El rostro de mosén Francisco se iluminó.

—Rosita, por Dios… ¿Me encontraría usted personas que acudiesen a mí? Si yo pudiera…

Ezequiel intervino. No quería que el vicario se les muriese de añoranza, y además estaba claro que Rosita se había puesto de su parte.

—No se preocupe por eso, reverendo. Tendrá usted clientes.

El resto fue fácil. Se trataba de elegir el lugar a propósito y de que Rosita corriera la voz por el barrio.

A la noche, Ezequiel le trajo un plano de la urbe y lo extendió en la mesa del comedor. Manolín dijo en seguida:

—¡El Tibidabo!

—Nada de eso, amigo —replicó Ezequiel—. Menos humos.

Después de mucho mirar, estimaron prudente que el lugar elegido estuviera lo más lejos posible de la calle de Verdi, y el más a propósito les pareció el Parque de la Ciudadela, al lado de la estación de Francia.

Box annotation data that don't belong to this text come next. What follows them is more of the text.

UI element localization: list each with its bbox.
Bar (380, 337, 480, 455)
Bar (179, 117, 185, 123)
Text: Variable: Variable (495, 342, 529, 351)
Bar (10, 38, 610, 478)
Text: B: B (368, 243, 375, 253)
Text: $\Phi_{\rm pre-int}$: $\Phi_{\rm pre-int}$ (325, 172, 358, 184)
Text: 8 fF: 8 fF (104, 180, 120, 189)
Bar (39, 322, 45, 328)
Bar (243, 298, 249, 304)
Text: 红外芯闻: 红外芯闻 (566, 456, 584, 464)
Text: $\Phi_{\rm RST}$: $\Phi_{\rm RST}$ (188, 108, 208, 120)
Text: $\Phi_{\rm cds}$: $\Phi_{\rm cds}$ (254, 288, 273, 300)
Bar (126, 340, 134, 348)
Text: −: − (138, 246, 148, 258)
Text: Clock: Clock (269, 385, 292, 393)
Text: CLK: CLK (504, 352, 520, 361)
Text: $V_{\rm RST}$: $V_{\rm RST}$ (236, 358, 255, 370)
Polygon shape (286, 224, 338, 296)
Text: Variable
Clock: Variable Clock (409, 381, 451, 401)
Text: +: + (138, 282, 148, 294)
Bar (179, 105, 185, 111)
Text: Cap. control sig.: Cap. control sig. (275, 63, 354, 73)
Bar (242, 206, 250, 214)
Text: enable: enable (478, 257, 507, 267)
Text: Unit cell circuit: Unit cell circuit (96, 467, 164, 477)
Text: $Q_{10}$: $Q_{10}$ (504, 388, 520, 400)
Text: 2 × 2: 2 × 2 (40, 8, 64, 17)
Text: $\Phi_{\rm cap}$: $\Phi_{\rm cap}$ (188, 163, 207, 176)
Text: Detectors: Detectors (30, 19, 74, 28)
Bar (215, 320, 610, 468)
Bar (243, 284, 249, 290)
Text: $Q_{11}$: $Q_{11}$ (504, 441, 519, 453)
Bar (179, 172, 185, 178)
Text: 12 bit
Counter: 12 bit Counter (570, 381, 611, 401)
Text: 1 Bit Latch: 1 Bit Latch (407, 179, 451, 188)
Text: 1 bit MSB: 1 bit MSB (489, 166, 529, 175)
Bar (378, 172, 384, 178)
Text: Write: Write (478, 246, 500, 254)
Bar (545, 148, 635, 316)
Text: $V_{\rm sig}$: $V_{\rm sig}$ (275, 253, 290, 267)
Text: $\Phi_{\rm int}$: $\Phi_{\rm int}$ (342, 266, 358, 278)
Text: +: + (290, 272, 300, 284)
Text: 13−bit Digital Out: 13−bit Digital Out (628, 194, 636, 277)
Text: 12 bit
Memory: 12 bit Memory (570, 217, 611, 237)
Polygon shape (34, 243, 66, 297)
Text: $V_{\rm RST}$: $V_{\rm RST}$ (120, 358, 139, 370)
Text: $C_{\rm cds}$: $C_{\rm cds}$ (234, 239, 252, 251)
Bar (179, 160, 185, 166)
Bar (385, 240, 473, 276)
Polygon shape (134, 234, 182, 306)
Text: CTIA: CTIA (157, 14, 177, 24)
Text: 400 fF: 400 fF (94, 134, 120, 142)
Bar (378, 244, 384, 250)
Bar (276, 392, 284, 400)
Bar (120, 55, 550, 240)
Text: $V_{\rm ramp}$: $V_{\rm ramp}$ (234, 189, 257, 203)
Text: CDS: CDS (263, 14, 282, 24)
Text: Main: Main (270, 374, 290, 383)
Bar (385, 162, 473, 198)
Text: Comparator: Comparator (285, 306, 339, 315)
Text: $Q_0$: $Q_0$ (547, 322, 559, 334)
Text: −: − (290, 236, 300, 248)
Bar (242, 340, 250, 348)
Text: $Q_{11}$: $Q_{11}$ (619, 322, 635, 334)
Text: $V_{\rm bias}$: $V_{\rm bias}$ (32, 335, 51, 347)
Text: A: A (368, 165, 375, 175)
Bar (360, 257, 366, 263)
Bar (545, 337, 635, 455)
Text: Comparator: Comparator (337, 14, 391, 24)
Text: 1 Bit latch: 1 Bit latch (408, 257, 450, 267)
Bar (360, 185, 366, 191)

—Podría sentarme en un banco leyendo
El Diluvio
y teniendo una caja de cerillas, a mi lado, a la izquierda.

—¡Ele! —rubricó Ezequiel—. Cerca de la fuente de la Sirena.

El vicario se acarició la barbilla.

—¿Y disfraz?

Rosita intervino.

—Yo creo que tal como viste usted ahora, con mono azul.

—Quizá sí.

Ezequiel echó los brazos atrás, como si hiciera gimnasia.

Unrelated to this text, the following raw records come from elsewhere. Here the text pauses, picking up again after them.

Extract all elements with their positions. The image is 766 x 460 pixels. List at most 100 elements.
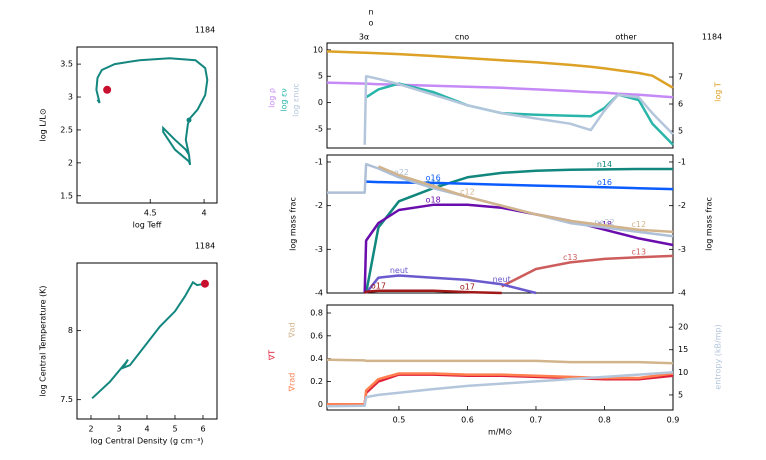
series-line bbox=[364, 167, 673, 294]
x-axis-label: log Teff bbox=[133, 221, 162, 230]
plot-frame bbox=[326, 304, 674, 411]
y-tick-label: 2 bbox=[68, 158, 73, 167]
y2-tick-label: 5 bbox=[678, 126, 683, 135]
annotation: n bbox=[368, 8, 373, 17]
series-label: o16 bbox=[597, 178, 612, 187]
series-line bbox=[377, 165, 674, 234]
series-line bbox=[365, 82, 674, 146]
y-tick-label: 3 bbox=[68, 93, 73, 102]
series-line bbox=[326, 371, 674, 408]
plot-frame bbox=[76, 46, 218, 204]
x-tick-label: 2 bbox=[88, 425, 93, 434]
series-label: o16 bbox=[426, 173, 441, 182]
marker-point bbox=[103, 85, 112, 94]
series-label: n14 bbox=[597, 160, 612, 169]
series-label: ∇T bbox=[268, 350, 277, 361]
y2-tick-label: 20 bbox=[678, 323, 688, 332]
plot-frame bbox=[326, 42, 674, 149]
x-tick-label: 0.5 bbox=[393, 416, 406, 425]
series-label: neut bbox=[390, 266, 408, 275]
y2-tick-label: -1 bbox=[678, 157, 686, 166]
marker-point bbox=[186, 117, 192, 123]
series-line bbox=[363, 74, 674, 145]
series-label: ∇ad bbox=[288, 322, 297, 338]
panel-title: 1184 bbox=[702, 33, 722, 42]
plot-frame bbox=[76, 262, 218, 420]
series-label: log εnuc bbox=[292, 83, 301, 117]
y2-tick-label: 15 bbox=[678, 345, 688, 354]
y-axis-label: log mass frac bbox=[289, 197, 298, 251]
y2-tick-label: -3 bbox=[678, 245, 686, 254]
series-label: o17 bbox=[371, 281, 386, 290]
y-tick-label: -3 bbox=[315, 245, 323, 254]
series-label: log ρ bbox=[268, 88, 277, 108]
y2-tick-label: 10 bbox=[678, 368, 688, 377]
series-line bbox=[501, 254, 674, 288]
y2-tick-label: 6 bbox=[678, 100, 683, 109]
y-axis-label: log Central Temperature (K) bbox=[39, 285, 48, 396]
x-tick-label: 0.8 bbox=[598, 416, 611, 425]
x-axis-label: m/M⊙ bbox=[488, 428, 512, 437]
y-tick-label: -5 bbox=[315, 125, 323, 134]
y-tick-label: 7.5 bbox=[60, 395, 73, 404]
series-label: ne22 bbox=[389, 168, 409, 177]
series-label: c13 bbox=[631, 248, 646, 257]
y2-tick-label: -2 bbox=[678, 201, 686, 210]
y-tick-label: -1 bbox=[315, 157, 323, 166]
series-line bbox=[363, 289, 502, 295]
panel-title: 1184 bbox=[195, 242, 215, 251]
x-tick-label: 5 bbox=[172, 425, 177, 434]
series-label: c12 bbox=[460, 187, 475, 196]
series-label: o18 bbox=[426, 195, 441, 204]
series-label: entropy (kB/mp) bbox=[714, 324, 723, 389]
series-line bbox=[327, 372, 674, 406]
annotation: cno bbox=[455, 33, 469, 42]
y-axis-label: log L/L⊙ bbox=[39, 108, 48, 141]
series-line bbox=[364, 180, 674, 191]
x-tick-label: 4 bbox=[144, 425, 149, 434]
y2-axis-label: log mass frac bbox=[705, 197, 714, 251]
series-label: c12 bbox=[631, 220, 646, 229]
x-tick-label: 0.7 bbox=[530, 416, 543, 425]
track-line bbox=[91, 280, 206, 400]
annotation: other bbox=[615, 33, 637, 42]
series-label: log T bbox=[714, 82, 723, 102]
series-label: c13 bbox=[563, 253, 578, 262]
series-label: o17 bbox=[460, 283, 475, 292]
y-tick-label: 5 bbox=[318, 72, 323, 81]
x-tick-label: 0.6 bbox=[461, 416, 474, 425]
x-tick-label: 3 bbox=[116, 425, 121, 434]
y2-tick-label: 5 bbox=[678, 390, 683, 399]
series-line bbox=[326, 81, 674, 99]
series-line bbox=[326, 358, 674, 365]
y-tick-label: 0.4 bbox=[310, 354, 323, 363]
y-tick-label: 8 bbox=[68, 326, 73, 335]
track-line bbox=[95, 57, 209, 166]
annotation: 3α bbox=[359, 33, 369, 42]
y-tick-label: 3.5 bbox=[60, 60, 73, 69]
y-tick-label: 10 bbox=[313, 45, 323, 54]
annotation: o bbox=[369, 19, 374, 28]
series-label: neut bbox=[493, 275, 511, 284]
series-line bbox=[363, 203, 674, 294]
y-tick-label: 0 bbox=[318, 98, 323, 107]
x-tick-label: 4.5 bbox=[144, 209, 157, 218]
y-tick-label: 0.6 bbox=[310, 331, 323, 340]
y2-tick-label: 7 bbox=[678, 73, 683, 82]
x-tick-label: 0.9 bbox=[667, 416, 680, 425]
series-label: ne22 bbox=[594, 218, 614, 227]
y2-tick-label: -4 bbox=[678, 289, 686, 298]
series-label: ∇rad bbox=[288, 373, 297, 393]
y-tick-label: -2 bbox=[315, 201, 323, 210]
series-line bbox=[326, 50, 674, 89]
marker-point bbox=[200, 279, 209, 288]
y-tick-label: 1.5 bbox=[60, 191, 73, 200]
x-tick-label: 6 bbox=[200, 425, 205, 434]
x-axis-label: log Central Density (g cm⁻³) bbox=[91, 437, 204, 446]
panel-title: 1184 bbox=[195, 26, 215, 35]
series-label: log εν bbox=[280, 88, 289, 112]
x-tick-label: 4 bbox=[202, 209, 207, 218]
y-tick-label: 0.2 bbox=[310, 377, 323, 386]
series-line bbox=[365, 274, 537, 295]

—Falta algo… —musitó—. ¡Ya está! Unas letras en la espalda, como si fuera un empleado de alguna industria o de alguna marca de…

—¡Uralita, S. A.! —gritó Manolín triunfalmente.

Y, ante el asombro del chico, se aceptó por unanimidad.

Uralita, S. A…
El Diluvio
, caja de cerillas, fuente de la Sirena… Rosita inició su labor entre las vecinas y se asombró de la gran cantidad de ellas que le merecían confianza. «¿Cómo es posible, que, siendo nosotros tantos, nos tengan así acorralados?» La buena noticia se transmitió como si fuera una mala noticia, y mosén Francisco empezó a gozar y a sufrir en el Parque de la Ciudadela, junto a la estación de Francia.

Se le antojaba raro estar sentado allí, leyendo y releyendo cien veces el periódico, sin enterarse de su contenido. Los granos de arena se familiarizaron con él y quizás algunos pájaros, que a veces lo miraban como si quisieran también confesarse. Cada Vez que alguien asomaba por las avenidas circundantes, el corazón le daba un vuelco. «Ahora…» Su busto se atiesaba, pese a sus esfuerzos. Pero no. Era un alma distraída que no se daba cuenta, que era incapaz de advertir que detrás de Uralita, S. A., bordado en rojo, se escondía el perdón de los pecados.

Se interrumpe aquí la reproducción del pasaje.